From these two perspectives, we see the respective consequences on related behaviours like searching and love: you have the search for a companion versus the search for a soul mate, or the essences of companionate love vs passionate love. But here's the tricky part: although the concerns of companionate and passionate marriages are largely orthogonal (that is, you can have them both), in practice they're largely mutually exclusive.

Two possibly related factors appeared to have changed over the past couple of decades, probably as technology and modernity improved our way of life and living: firstly people have practically become more independent and were able to look after themselves both financially and domestically, which in turn largely removed a lot of the practical basis of companionate marriages; and secondly people become more interesting and interested in the world - all of a sudden it was important to become a unique individual and consume as much of what was out there as possible. For a lot of women before, a (companionate) marriage was her ticket to the world; such a concept is laughable these days, although in contrast it's interesting to see how those who are looking for companionate marriages are less interested in exploring the world as an individual. Even before marriage, they would be less likely to relocate for things like work or education, perhaps since they give less value to the self development such actions bring. Conversely companionate marriages were usually seen as a barrier to this self development, and so we see a correlation between those who were pursuing self development and those who get married later, and once you don't need or value the facilities a companionate marriage offers the only real reason left to get married is, well, for the passion.

Since companionate marriages were seen as a barrier to self development, it started getting a lot of bad press. At best it was seen as a bit of the default goal, the boring or "easy" way or merely settling with the norm, offering a fixed ceiling to the amount of happiness that can ultimately be achieved. At worse, it was seen as repressive to one or both parties, and something which took away the free choices of those partaking in it (usually explicitly of the women who were expected to focus on traditional goals, but the same would apply to men who had to pick jobs based on income rather than personal preferences). It's probably apt to see companionates as "satisficers" and passionates as "maximisers", which seems to settle the argument early until you learn that satisficers usually enjoy more happiness in the longer term.
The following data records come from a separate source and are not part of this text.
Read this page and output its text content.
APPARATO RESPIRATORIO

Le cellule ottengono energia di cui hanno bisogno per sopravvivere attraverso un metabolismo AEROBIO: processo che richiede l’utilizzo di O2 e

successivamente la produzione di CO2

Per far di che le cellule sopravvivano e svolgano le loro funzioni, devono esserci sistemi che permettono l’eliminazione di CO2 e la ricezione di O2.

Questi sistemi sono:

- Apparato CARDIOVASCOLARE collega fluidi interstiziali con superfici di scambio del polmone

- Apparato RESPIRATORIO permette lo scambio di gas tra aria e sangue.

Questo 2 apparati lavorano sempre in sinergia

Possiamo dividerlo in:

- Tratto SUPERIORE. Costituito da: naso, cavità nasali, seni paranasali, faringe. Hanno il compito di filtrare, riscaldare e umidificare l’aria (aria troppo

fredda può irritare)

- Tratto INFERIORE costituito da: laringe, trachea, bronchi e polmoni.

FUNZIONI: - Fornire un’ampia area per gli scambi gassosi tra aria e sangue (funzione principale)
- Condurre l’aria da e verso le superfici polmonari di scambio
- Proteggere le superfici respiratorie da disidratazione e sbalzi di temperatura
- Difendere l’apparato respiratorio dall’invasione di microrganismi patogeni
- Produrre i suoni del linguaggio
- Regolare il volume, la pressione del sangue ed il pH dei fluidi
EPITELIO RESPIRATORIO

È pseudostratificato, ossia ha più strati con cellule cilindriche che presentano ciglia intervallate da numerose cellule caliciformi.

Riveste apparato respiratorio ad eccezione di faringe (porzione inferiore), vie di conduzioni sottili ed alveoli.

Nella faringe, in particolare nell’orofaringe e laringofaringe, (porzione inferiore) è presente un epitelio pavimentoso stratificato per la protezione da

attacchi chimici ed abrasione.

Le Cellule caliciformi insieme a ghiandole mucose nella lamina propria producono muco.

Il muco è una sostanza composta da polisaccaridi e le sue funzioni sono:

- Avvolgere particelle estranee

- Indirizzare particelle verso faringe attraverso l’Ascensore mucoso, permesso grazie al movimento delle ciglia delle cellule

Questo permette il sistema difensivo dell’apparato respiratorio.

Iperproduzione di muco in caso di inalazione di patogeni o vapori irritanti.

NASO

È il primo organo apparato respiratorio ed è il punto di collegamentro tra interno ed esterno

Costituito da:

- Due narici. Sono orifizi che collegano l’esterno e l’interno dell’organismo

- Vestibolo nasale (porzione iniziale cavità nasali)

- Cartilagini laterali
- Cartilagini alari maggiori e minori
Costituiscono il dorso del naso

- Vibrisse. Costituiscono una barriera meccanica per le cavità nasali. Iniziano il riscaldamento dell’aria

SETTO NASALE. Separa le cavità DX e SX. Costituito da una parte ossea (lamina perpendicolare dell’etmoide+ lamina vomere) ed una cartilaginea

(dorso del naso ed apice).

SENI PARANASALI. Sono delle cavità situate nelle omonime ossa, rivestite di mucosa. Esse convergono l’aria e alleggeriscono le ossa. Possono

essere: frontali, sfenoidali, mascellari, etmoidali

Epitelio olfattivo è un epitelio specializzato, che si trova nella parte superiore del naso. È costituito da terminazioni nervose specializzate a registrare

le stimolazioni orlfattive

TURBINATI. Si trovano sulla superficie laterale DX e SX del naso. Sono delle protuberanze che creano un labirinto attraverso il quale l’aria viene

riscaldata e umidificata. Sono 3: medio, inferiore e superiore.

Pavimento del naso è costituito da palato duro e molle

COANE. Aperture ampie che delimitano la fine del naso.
There's also a distinct difference in who profits from the respective marriages. By its nature, a companionate marriage tends to focus on the external results of the union and the benefits it brings to both the family to which it belongs and even the wider society - so for example companionate marriages would tend to stay local to respective in-laws, while others would be willing to literally search far and wide for a soul mate. Put bluntly, even if those in the marriage are not the happiest the fact that familial objectives are being achieved would be enough for those involved. Such a concept would be alien to those looking for a soul mate, for whom no achievement is counted unless it brings explicit joy and happiness to them as individuals. In fact, for them, the situation actually reverses and as long as a certain level of passionate love is achieved, the practical issues aren't really relevant. In other words, love really is their answer to all problems and issues that a marriage can face, and if the issues remain then it implies that the love is not strong enough.

That last point raises an interesting question: Are those looking for a soul mate then more willing to compromise? It's clear that, on a practical basis anyway, they are more flexible in what a prospective partner should look or be like. However this is balanced by what could be an even tougher barrier of entry - how that prospective partner makes them feel. And going by what people say, finding someone who rocks their boat in that way seems to be pretty difficult. On the other hand for someone looking for a companionate marriage, although some things are quite rigidly set in stone, the need for immediate clicks, unagi and bantz seems largely a distraction. That's not to say that companionates are looking for loveless marriages, but more that they know (or perhaps hope) that these things can be developed and nurtured over time. In some ways then their compromise is on the initial passion and attraction required and I think then that on balance both types have their set ways and flexibility.

The above discussion highlights the incompatibility of the two approaches. Companionates need someone who is able to commit to their practical concerns, whether it's the need for financial security for the woman and her children, or the need for a man and his children to be looked after in a more direct way. Those looking for a soul mate will dismiss such requirements in the first instance as "details". It's arguable whether it actually has to be this way: those looking for soul mates will claim that they will adapt to the needs of those who they love eventually, whereas a companionate really does believe that a level of passion will be inevitable later. So why can't things eventually fall into place between candidates of the two types?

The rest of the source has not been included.